Acts 9

the confluence of a dream

Standing in worship, with the resounding rhythm of hand-struck drums and the swell of our conclave of voices singing, I opened my eyes to look out through the metal storefront door into the street outside. Across the uneven dirt road that runs immediately at the entrance of the church a few children looked on, watching us sing, hearing us worship. One by one some began to dance and others began to walk toward the open doorway.

Each week I look out into the lostness of this world and I see these children that come closer and closer to the Kingdom. I pray the Spirit would speak into their small frames the truth of His love and the power of His redemption. I pray for a generation of men, women and children who will go out from here to the cities, villages and nations. I pray, like I have prayed for so many years, for a generation of Pauls.

As we stood there in worship I remembered a conversation with the Lord while we were celebrating one Sunday morning at Chapel Springs Church. Elise was pregnant with our second child and we didn’t know whether we were having a boy or a girl. So I asked the Lord. As I prayed I felt the Lord ask me to give up my dream of having a son, and if I was willing He would give us a thousand sons. I spoke with Elise and we gave the Lord our dream for His. That morning He gave a life-long promise and a few months later He gave us Ava Grace (which means “the voice of Grace”).

And there I stood, on this isthmus of Africa, with our sweet daughter by my side, reciting a prayer for a generation of Pauls and recalling a promise of 1000. And for the first time in half a decade the two connected. The two flowed together instantly as if this small chapel was the confluence of where these two great dreams meet.
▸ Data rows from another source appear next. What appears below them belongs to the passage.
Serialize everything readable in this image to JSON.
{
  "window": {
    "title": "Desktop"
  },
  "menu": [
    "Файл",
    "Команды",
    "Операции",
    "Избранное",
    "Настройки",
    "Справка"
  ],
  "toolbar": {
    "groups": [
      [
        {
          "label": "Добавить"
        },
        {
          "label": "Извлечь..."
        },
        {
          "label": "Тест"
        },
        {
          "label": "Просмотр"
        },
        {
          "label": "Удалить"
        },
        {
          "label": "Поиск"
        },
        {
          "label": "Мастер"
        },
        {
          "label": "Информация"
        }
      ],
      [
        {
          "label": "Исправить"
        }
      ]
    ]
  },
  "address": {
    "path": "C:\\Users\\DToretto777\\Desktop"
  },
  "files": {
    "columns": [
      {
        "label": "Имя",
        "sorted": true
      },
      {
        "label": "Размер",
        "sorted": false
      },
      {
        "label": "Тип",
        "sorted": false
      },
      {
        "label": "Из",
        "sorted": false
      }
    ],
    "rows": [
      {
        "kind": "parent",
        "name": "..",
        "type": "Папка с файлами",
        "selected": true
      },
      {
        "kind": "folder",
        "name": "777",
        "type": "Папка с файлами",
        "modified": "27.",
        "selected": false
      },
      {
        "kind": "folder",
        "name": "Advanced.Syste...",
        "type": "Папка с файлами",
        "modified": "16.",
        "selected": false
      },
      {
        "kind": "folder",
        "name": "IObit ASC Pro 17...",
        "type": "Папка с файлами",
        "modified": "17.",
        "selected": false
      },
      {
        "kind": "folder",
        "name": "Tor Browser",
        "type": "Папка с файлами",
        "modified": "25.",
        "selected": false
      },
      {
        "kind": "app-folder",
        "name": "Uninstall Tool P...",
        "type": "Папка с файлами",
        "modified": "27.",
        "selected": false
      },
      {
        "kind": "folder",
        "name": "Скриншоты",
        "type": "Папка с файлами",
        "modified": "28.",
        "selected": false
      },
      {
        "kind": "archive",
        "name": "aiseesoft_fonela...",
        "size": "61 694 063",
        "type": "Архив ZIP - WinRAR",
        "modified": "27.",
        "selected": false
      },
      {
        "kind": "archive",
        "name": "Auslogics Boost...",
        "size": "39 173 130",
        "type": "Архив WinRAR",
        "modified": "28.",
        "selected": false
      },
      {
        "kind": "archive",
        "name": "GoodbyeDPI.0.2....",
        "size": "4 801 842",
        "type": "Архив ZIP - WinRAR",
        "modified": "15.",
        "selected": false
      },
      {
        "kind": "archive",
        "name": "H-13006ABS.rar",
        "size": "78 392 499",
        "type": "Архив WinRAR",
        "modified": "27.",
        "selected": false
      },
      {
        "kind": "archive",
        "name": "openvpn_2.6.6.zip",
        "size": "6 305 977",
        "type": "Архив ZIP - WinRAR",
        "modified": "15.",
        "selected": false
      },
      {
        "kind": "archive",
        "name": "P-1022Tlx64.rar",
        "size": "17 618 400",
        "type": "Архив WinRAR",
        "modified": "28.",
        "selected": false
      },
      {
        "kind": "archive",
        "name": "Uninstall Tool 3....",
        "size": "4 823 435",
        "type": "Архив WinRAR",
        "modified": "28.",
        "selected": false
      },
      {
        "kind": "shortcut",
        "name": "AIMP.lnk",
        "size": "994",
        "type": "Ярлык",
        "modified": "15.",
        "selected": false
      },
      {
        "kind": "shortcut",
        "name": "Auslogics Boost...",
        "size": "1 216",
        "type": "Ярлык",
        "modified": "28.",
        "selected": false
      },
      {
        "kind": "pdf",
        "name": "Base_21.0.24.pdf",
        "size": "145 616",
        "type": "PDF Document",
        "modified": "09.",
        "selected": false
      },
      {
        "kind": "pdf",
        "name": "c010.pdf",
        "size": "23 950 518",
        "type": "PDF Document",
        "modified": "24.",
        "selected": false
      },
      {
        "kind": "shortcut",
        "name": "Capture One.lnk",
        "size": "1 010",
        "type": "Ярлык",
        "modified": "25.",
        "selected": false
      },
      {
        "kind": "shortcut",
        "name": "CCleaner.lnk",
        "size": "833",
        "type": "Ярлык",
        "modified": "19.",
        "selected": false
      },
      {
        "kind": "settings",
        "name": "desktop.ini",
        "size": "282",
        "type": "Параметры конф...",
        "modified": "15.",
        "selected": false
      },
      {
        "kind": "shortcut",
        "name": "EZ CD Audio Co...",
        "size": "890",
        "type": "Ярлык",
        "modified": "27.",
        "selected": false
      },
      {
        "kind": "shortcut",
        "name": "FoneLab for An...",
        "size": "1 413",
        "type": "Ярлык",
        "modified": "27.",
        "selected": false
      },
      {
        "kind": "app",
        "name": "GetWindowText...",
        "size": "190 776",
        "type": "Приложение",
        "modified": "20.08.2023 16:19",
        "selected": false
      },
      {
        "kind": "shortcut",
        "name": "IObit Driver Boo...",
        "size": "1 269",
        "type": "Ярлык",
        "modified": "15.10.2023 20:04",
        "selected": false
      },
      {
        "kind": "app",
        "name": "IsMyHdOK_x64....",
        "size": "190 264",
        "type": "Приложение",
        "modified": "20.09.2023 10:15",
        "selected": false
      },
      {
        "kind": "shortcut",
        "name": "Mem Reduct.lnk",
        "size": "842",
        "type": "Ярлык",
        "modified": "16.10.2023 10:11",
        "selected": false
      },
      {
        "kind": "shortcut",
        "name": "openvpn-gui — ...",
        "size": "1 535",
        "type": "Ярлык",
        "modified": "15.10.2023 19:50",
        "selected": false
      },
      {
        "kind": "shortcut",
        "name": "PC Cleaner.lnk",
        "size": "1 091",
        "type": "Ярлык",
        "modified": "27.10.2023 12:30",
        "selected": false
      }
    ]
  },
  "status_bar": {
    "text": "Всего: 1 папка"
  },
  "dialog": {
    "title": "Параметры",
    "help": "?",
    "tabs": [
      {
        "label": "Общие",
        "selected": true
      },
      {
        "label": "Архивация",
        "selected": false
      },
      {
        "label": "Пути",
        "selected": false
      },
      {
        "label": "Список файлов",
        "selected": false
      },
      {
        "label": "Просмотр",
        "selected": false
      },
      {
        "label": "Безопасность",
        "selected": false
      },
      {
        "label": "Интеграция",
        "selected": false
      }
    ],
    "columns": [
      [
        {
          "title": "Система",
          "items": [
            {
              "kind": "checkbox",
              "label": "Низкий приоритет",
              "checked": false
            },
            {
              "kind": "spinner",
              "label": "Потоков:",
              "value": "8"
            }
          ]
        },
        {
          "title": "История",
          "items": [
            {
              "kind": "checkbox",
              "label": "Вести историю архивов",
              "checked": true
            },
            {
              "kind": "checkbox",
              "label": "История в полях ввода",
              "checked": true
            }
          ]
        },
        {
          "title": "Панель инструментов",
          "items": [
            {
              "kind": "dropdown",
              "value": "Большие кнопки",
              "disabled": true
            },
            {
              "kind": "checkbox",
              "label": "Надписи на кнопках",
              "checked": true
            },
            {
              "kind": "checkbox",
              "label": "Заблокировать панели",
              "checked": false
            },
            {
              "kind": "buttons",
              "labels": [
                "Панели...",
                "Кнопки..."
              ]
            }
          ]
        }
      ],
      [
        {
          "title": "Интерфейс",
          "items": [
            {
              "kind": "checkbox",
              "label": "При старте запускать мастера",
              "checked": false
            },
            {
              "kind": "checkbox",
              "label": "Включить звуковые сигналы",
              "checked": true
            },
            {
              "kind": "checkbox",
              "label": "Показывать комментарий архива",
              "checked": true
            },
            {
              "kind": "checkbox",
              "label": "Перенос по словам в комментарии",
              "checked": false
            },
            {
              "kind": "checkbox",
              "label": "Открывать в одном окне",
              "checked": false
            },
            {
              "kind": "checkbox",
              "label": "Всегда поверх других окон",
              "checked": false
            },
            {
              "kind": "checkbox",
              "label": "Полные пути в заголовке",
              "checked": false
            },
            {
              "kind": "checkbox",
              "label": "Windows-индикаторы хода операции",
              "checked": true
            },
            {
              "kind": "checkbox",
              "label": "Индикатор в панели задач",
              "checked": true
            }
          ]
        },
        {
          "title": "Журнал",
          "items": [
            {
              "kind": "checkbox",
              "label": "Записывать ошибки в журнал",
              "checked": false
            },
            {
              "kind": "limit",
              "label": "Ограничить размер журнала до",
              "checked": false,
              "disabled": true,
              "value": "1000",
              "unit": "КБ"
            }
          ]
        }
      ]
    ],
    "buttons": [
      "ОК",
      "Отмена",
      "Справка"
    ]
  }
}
But who are we in the grandeur of this vision, this confluence of dreams? Who are we who stand in prayer for a generation of men, women and children who will go from the nations with apostolic zeal and fervor to the nations? Who are we who fall on our faces in worship to the glory of Jesus Christ, the Saving Sovereign, the Eternal? We are not Paul. We are Ananias. We have the privilege of being the nameless ones who, led by the Holy Spirit, lay hands on His chosen apostles and bring them into the fellowship of believers. We are humbled that we get to be the first ones to call them brothers and sisters in Christ. Thank you for standing with us, creating space to grow a movement to see 1000 sons, a generation of Pauls, for an increasingly redeemed and transformed Africa.